I have read through the Dask Cloud Provider docs and tried to understand how to influence or control the number of VMs the cluster spins up or down.

GPCCluster.scale(n_workers, mem, cores)

seems to be the right place.

My intended usage pattern is like this:

with GCPCluster(…) as cluster:
cluster.scale(…)
with Client(cluster) as client:
futures = client.map(…)

But how does Dask translate the number of desired workers or cores to the number of VMs it should spin-up (or down)?

When I’m creating the cluster I specify a gcloud machine type which translates to some amount of available vCPU cores per VM instance.
But Dask can’t know the cpu core capacity of the VM until it has started at least one VM, because it has to query that from the running VM instance, right?

Let’s assume I use a machine that provides 2 vCPUs.

When I now call cluster.scale(n=4, cores=4) do I then get two VMs with 2 workers on each?

And calling cluster.scale(n=8, cores=4) two VMs with 4 workers on each?
The latter might be useful if my worker processes are blocked by network I/O.

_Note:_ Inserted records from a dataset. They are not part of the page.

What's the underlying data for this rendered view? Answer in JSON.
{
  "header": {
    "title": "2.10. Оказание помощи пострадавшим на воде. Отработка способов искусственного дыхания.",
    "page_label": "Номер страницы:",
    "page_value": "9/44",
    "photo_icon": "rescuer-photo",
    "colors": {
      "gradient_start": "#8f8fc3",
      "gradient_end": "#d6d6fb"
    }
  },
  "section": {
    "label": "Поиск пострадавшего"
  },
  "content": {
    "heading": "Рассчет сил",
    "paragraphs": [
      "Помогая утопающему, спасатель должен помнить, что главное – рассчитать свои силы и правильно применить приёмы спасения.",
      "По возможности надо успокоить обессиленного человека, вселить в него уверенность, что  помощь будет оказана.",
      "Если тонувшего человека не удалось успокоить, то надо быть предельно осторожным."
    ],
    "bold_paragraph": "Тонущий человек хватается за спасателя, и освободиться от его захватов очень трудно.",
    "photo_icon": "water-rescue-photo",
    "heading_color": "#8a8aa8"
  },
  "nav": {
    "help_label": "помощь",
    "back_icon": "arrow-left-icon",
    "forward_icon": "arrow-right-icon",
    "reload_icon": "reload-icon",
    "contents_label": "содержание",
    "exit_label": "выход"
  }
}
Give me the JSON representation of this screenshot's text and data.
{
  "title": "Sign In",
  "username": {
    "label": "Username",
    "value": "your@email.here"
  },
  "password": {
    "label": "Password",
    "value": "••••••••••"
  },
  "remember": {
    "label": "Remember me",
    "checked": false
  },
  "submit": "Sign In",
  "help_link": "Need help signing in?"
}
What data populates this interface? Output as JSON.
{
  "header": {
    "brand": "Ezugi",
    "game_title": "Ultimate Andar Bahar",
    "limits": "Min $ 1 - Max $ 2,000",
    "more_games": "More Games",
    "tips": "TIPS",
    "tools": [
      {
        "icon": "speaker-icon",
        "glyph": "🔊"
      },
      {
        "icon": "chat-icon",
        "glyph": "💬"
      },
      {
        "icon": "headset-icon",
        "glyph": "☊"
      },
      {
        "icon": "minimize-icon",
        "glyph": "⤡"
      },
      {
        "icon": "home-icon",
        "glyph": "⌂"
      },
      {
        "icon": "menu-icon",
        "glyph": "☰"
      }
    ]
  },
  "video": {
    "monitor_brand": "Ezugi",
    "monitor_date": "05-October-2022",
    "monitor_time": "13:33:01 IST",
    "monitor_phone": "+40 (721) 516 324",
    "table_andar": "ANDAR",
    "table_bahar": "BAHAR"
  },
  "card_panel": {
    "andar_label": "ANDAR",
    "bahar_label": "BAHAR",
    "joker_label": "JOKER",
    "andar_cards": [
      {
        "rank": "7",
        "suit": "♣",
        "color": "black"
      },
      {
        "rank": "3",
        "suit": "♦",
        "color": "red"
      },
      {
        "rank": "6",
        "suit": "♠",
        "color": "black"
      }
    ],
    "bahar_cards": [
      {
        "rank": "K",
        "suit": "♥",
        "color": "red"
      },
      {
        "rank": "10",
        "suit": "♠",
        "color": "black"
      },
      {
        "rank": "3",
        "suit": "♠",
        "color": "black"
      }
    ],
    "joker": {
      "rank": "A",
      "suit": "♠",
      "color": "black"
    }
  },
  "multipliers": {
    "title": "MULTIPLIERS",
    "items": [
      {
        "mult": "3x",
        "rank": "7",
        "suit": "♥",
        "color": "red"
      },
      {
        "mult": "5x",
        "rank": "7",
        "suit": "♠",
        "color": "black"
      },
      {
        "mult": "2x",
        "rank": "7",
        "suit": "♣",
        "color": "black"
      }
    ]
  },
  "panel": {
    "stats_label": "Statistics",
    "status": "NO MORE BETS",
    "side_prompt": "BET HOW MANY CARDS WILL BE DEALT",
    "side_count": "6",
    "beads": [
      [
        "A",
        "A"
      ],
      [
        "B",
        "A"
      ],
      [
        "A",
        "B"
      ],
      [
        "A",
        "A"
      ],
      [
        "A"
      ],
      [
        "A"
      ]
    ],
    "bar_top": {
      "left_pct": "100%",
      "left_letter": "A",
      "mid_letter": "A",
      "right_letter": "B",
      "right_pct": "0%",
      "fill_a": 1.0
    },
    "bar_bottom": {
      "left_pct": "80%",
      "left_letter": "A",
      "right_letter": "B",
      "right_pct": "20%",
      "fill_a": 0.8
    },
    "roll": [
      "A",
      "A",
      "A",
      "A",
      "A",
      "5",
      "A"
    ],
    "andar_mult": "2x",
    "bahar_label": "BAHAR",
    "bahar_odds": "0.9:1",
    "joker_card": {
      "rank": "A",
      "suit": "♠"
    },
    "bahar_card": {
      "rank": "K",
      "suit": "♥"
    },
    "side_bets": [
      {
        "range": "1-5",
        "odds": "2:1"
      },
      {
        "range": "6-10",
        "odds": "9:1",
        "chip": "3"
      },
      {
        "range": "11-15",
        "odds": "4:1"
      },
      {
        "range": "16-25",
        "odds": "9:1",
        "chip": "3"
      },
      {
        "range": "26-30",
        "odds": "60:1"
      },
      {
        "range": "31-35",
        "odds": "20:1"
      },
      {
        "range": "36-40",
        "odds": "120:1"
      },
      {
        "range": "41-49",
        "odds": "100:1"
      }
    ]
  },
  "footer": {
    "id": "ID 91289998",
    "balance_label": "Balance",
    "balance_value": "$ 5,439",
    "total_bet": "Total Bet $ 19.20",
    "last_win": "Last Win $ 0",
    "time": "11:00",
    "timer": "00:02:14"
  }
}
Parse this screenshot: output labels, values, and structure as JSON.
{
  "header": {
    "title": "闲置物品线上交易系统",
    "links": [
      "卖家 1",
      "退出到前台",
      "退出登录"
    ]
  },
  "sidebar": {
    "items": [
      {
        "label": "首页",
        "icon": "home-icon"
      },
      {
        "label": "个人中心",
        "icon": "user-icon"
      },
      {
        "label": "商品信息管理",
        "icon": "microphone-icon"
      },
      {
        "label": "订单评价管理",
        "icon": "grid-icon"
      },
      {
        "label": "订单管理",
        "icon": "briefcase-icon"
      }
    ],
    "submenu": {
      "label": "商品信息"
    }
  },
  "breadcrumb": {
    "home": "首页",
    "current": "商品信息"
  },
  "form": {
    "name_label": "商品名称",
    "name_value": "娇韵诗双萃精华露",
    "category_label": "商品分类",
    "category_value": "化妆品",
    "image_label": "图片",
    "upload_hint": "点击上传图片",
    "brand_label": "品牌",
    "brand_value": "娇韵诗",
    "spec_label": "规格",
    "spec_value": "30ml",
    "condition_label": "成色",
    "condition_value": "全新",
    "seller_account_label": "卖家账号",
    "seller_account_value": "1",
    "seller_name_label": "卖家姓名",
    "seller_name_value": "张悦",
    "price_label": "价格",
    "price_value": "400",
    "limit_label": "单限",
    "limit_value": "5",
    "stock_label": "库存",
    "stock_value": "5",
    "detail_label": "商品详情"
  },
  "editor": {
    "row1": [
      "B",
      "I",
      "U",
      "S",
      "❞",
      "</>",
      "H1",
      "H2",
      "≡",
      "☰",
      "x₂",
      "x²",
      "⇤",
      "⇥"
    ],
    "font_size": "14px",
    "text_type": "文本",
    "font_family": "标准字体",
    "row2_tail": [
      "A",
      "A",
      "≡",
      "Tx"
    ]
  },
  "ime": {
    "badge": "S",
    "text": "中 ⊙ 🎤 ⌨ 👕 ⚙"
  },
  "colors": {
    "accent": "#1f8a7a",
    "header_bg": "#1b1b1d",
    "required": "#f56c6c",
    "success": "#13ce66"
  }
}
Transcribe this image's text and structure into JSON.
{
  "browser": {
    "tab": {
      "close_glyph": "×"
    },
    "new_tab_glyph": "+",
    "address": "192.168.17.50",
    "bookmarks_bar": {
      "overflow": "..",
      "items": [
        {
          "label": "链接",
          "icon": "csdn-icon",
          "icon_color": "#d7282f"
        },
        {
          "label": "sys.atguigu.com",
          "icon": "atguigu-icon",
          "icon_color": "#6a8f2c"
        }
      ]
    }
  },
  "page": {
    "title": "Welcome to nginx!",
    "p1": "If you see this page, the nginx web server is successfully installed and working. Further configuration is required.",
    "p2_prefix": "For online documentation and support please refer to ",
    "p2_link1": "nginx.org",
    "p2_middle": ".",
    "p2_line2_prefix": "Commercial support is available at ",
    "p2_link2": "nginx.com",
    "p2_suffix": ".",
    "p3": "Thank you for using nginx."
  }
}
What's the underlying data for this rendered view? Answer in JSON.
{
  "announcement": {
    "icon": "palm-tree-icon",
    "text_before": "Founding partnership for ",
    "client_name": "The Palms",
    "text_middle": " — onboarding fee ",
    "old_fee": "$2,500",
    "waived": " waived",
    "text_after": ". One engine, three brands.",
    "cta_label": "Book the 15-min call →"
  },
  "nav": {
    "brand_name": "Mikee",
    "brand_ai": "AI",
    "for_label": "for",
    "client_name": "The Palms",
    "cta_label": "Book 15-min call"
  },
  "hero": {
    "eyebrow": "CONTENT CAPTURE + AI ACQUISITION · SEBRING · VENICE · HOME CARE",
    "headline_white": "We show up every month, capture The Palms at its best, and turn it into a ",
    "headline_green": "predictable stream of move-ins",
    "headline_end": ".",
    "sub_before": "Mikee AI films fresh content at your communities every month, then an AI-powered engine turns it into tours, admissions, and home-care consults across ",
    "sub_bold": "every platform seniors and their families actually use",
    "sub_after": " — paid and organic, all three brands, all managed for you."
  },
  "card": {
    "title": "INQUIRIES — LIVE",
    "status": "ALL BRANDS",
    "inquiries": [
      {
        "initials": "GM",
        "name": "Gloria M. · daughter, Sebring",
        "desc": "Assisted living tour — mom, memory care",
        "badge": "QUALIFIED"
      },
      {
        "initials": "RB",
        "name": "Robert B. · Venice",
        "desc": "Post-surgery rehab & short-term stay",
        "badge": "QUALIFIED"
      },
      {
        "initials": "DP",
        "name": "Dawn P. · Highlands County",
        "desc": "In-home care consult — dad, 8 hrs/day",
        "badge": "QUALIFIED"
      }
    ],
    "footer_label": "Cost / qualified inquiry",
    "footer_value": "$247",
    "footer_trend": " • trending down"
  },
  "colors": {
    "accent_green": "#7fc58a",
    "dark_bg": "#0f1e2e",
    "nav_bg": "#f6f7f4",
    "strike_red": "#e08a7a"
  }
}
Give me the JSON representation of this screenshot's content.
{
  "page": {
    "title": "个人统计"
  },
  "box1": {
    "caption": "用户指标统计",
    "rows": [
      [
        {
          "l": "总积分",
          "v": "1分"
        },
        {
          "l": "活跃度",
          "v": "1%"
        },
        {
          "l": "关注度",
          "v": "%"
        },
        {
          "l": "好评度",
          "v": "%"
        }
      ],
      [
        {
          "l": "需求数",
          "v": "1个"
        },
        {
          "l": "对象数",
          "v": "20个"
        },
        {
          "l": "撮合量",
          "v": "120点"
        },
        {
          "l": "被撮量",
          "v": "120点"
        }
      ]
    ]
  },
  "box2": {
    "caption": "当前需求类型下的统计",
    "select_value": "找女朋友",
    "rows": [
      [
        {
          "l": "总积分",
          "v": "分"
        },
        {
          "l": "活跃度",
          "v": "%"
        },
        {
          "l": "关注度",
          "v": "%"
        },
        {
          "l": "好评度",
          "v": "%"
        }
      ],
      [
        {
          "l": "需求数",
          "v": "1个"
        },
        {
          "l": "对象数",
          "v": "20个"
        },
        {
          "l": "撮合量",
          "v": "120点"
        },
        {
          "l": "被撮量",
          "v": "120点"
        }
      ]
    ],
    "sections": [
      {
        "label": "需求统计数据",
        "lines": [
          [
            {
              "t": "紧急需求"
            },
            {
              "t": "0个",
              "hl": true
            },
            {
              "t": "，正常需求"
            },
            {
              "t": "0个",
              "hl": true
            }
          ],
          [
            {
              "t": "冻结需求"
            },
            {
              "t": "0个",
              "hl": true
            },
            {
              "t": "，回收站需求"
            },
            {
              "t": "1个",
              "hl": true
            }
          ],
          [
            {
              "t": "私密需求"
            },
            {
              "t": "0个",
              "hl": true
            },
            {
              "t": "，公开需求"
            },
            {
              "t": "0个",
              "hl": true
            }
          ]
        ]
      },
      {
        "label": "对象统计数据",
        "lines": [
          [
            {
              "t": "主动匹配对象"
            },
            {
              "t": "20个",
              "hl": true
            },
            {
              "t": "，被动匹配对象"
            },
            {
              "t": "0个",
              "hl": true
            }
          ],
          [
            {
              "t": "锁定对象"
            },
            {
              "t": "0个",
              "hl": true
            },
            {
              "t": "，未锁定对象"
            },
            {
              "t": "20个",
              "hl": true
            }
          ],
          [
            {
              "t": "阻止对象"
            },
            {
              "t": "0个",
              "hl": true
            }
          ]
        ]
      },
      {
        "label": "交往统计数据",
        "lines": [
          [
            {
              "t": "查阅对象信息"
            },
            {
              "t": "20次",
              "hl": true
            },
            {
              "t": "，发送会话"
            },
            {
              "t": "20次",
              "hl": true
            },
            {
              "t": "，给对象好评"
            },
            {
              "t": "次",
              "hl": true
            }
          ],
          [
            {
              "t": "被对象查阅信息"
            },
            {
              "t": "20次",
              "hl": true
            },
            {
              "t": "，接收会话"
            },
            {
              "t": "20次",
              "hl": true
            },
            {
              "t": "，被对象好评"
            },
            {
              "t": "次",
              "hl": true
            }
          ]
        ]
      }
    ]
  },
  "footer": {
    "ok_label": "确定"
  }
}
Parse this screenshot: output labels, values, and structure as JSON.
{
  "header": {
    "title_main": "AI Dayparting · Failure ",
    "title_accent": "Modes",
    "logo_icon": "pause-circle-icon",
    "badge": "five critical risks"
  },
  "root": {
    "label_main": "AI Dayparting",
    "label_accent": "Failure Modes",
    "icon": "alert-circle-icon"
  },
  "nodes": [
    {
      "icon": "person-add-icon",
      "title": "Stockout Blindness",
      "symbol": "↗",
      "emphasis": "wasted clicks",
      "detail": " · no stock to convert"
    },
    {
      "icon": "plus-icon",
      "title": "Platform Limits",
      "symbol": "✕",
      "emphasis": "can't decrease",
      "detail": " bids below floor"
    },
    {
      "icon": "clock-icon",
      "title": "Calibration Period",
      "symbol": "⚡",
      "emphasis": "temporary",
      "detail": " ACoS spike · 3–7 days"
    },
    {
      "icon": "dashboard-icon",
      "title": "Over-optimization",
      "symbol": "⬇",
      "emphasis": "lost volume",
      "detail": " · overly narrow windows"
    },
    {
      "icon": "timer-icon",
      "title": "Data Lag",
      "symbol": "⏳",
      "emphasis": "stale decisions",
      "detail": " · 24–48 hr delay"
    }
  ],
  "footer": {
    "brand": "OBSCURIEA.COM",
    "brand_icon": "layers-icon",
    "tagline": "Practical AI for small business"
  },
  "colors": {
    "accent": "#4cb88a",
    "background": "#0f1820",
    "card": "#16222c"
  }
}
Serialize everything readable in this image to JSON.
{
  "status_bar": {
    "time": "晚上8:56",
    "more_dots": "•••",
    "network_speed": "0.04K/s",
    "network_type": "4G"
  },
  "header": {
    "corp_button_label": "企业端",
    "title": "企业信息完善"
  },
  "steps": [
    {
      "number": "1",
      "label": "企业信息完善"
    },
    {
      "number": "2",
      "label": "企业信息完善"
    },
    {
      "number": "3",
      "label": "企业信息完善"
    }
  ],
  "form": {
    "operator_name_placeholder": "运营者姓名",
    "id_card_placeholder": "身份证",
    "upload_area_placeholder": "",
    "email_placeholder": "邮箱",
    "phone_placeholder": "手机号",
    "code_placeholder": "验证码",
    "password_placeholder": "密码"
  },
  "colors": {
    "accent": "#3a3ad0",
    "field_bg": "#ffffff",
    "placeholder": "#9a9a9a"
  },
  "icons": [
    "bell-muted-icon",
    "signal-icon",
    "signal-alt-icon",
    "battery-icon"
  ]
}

Thanks in advance for giving me some background!

Best regards,

Bernd

By default we assume one worker == one node. Dask workers can have many threads and therefore process many tasks at the same time.

You can also tweak your configuration to launch many processes per node. FOr example if you set 8 processes per node and set n_workers to 5 you will see 40 workers in your Dask dashboard.

Hello Jacob,

I understood that multithreading Python generally works not so great due to the GIL restrictions.

Multithreading might help if my tasks are I/O heavy and often wait for responses.
But if the tasks is heavy on compute, I’ll probably only get the most from my CPUs when I do multiprocessing. It really depends on my workload, I guess.

For the sake of simplicity let’s assume that my task doesn’t free GIL, so that one worker process per CPU would be using the available CPU resources best.

But, back to the core of my question:
What’s going to happen if I call cluster.scale(n= 8 cores=4)?
Will it always spin up 4 VMs, regardless how many vCPUs each VM has?

If you call cluster.scale(8) it will add 8 VMs to your cluster. The number of cores depends on which VM type you chose when creating the cluster.

1 Like